Wednesday, 27 April 2016 07:21

Police trained against rural crime

Written by  Ruralcity Media
Police trained against rural crime

POLICE in Lancashire have received special training in the fight against rural crime.

The aim is to help curtail theft of plant and farm machinery – including tractors, excavators and other equipment.

Officers from across the county have attended training courses to recognise tell-tale signs that might indicate a piece of machinery is stolen.

The training took place on site at Wilson's Farming in Samlesbury, near Preston. Owner Harry Wilson said plant theft had a massive impact on rural businesseses.

"It can put our whole livelihoods at risk so it is really important that we all work together to stop it from happening."

Rural crime cost an estimated £800m last year, according to figures from the National Rural Crime Network.

Officers were able to examine various machines so they know what to look for when they come across vehicles they suspect as being stolen.

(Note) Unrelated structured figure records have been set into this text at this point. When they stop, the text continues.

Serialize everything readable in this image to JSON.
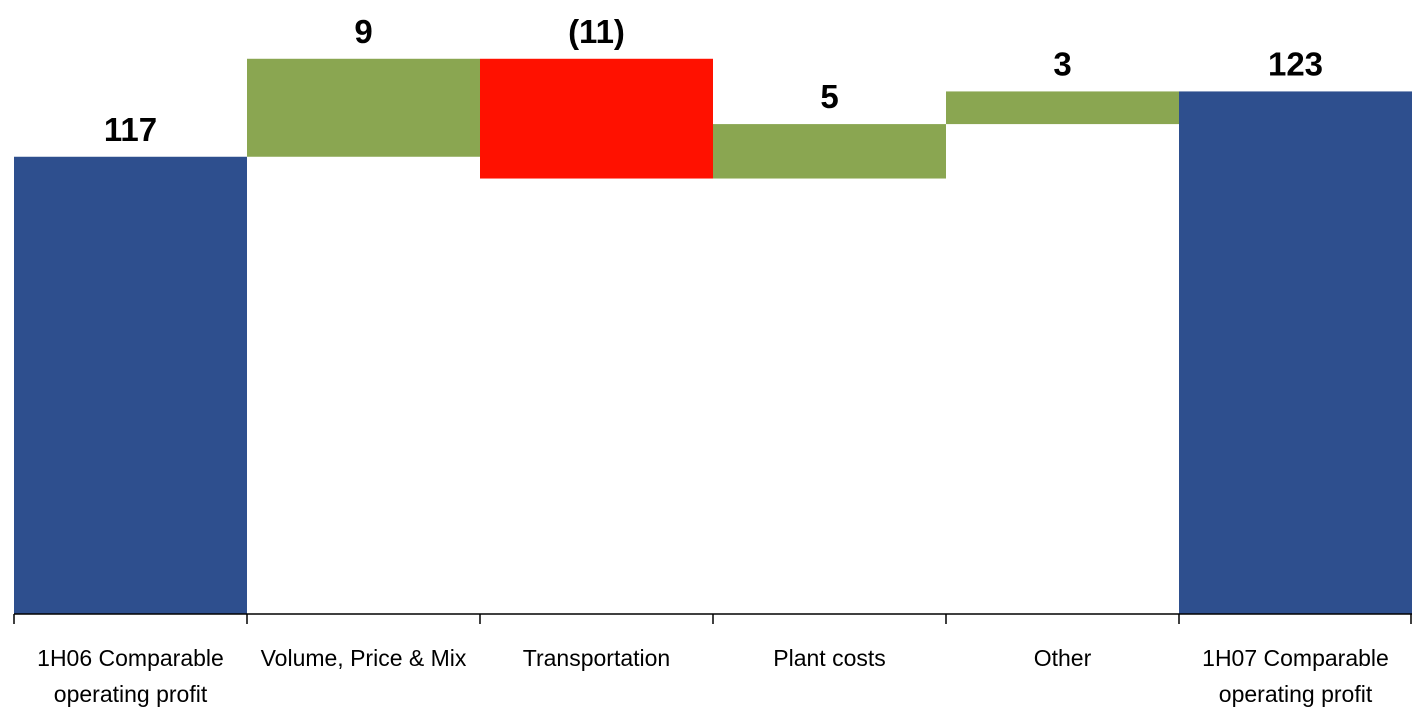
{
  "chart_data": {
    "type": "waterfall",
    "categories": [
      "1H06 Comparable operating profit",
      "Volume, Price & Mix",
      "Transportation",
      "Plant costs",
      "Other",
      "1H07 Comparable operating profit"
    ],
    "values": [
      117,
      9,
      -11,
      5,
      3,
      123
    ],
    "value_labels": [
      "117",
      "9",
      "(11)",
      "5",
      "3",
      "123"
    ],
    "colors": [
      "#2e4f8e",
      "#8aa651",
      "#ff1100",
      "#8aa651",
      "#8aa651",
      "#2e4f8e"
    ],
    "ylim": [
      75,
      128
    ]
  }
}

Practical and classroom training sessions were led by DC Chris Pigott from the National Vehicle Crime Intelligence Service (NaVCIS) and Clive Harris from NFU Mutual.

Lancashire's rural crime and wildlife coordinator Lorraine Ellwood said it was first time officers had received training in the county on such a scale.

"It is something we will look to continue doing.

"Lancashire is not a soft touch – we have big expanses of rural areas to look after and we are really keen on cracking down on this."

She added: "We are going to be it making very hard for those criminals insistent on committing this type of crime.

"We are not sitting back - we are doing something about it."

DC Pigott from NaVCIS said police had teams of people specifically to search for and identify any machinery that had been reported stolen.

Developing ways of making machines unique and identifiable which in turn would make it more and more difficult for people to move equipment on when it had been stolen.

Clive Harris from NFU Mutual said: "The more we can get out and do the training, the better.

"We need to get as many officers and staff trained up to know what to look for as part of their day to day role – this isn't a specialist, one off event.

"We want officers to be constantly vigilant and looking out for anything suspicious."